AB-Türkiye ilişkilerini doğru anlamak için, hem Avrupa bütünleşmesinin hem de Türkiye`nin Avrupa yönelimini verili olgular ya da tercihler olmadığını bilmek gerekiyor. Bu ilişki başlı başına bir denklem ve denklemin AB`yle ilgilit arafını dayanak olmak sorunu oluştururken, Türkiye`yle ilgili tarafını ise inandırıcılık sorunu oluşturuyor.
AB tarafındaki dayanak olma sorunu, AB`nin Türkiye`nin üstleneceği uyum yükümlülüklerinin kısa erimli maliyetlerini paylaşma veya yaptırım uygulama kapasitesinin sınırlı olmasından kaynaklanıyor. AB sistemi uzun erimde değişmez olarak kalabilen kararlar üretebilir. Ancak bu kararların alınmasıyla ilgili risklerin ölçülebilir ve paylaşılabilir olması gerekir. Bu nedenle, AB`nin, Türkiye`nin Avrupa standatlarına uyum sürecini demirleyen bir dayanak olma kapasitesi kendiliğinden yürüyen bir süreç değildir.

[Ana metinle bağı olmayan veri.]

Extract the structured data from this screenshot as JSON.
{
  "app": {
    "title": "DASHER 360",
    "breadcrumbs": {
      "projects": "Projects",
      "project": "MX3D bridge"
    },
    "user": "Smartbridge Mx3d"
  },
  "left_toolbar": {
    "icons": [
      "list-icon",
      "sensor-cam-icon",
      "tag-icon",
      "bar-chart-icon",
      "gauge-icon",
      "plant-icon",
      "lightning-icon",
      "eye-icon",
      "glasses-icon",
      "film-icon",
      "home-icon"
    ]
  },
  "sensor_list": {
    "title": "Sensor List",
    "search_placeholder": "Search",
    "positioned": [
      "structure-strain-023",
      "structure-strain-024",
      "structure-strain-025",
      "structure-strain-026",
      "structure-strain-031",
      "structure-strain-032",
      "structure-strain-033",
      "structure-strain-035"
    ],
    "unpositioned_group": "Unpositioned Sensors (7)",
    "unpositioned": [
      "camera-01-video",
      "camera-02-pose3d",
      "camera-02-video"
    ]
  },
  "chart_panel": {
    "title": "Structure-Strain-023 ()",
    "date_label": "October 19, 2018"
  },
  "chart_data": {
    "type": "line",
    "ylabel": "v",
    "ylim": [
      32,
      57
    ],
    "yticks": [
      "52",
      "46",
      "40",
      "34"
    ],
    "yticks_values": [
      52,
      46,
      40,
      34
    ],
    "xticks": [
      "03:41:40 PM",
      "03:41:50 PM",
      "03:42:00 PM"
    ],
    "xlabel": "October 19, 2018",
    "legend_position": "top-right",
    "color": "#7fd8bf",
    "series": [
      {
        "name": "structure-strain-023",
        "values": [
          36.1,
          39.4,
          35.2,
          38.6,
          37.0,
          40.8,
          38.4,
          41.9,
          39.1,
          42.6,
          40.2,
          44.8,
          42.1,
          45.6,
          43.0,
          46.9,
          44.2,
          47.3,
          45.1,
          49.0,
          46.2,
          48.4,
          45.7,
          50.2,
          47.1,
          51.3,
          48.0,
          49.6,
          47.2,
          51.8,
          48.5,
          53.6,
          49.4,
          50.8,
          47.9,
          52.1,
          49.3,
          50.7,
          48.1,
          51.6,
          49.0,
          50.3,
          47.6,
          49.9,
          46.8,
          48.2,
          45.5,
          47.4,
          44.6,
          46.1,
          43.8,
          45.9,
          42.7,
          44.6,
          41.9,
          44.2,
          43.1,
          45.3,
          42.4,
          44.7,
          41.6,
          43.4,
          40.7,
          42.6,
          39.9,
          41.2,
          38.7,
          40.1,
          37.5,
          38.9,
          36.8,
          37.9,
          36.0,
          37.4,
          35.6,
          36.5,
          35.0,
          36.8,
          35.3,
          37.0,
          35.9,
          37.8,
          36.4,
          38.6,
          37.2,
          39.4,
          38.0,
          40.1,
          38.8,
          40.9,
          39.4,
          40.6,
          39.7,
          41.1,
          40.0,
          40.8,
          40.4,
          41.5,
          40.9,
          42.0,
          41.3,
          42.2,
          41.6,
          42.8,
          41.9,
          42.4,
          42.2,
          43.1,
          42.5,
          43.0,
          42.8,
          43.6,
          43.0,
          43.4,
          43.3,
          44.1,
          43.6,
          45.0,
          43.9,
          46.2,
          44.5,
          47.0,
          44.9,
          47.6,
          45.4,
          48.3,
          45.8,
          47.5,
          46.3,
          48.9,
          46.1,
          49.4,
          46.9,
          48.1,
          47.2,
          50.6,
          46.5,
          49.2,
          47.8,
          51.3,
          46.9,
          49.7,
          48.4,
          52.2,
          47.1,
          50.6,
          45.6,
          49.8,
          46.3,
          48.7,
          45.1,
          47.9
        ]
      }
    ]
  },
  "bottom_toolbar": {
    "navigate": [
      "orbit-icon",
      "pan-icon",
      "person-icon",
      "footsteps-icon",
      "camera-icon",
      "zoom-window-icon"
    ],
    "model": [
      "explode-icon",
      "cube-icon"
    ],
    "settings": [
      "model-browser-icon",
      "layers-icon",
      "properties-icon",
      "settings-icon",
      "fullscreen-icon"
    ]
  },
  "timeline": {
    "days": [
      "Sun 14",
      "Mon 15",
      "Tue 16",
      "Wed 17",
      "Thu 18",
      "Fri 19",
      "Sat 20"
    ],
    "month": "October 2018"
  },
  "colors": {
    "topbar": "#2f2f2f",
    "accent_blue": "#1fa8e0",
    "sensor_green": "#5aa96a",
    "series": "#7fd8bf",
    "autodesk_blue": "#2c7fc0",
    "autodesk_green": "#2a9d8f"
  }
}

Türkiye tarafındaki inandırıcılık sorunu ise, dayanak sorununun aynadaki yansımasına benzer. Türkiye`de görkemli gibi görünen kararlar almak kolay, ancak bu karalardan gönme veya bunları kağıt üzerinde bırakma olsasılığı çok yüksektir. Bütün Cumhuriyet dönemini karakterize eden bu inandırıcılık sorunu nedeniyle, Türkiye`nin ayak sürüyen tutumuyla AB`ye birçok alanda gerçekçe hazırladığını söyleyebiliriz.
Bu dayanak / inandırıcılık ikileminin çözümü var mı? Türkiye`nin geçen yüzyıldan beri sevdası olan Batılılaşma macerasının özel bir uğrağı olan Avrupa yolculuğunu dışarıdan bir bakışla inceleyen bu kitabın yazarı Mehmet Uğur`un bu ikileme yanıtı olumludur. Uğur, hem AB`nin hem de Türkiye`nin takdir yetkisini sınırlayacak bir katılım öncesi programı kabul etmeleri ve buna uygun bir performans-ödül yapısının kurulması gerektiği kanısındadır. Helsinki kararı bu doğrultuda önemli bir adımdır, ancak Helsinki`de çizilen çerçevenin içini dolduracak ek düzenlemelere gerek vardır.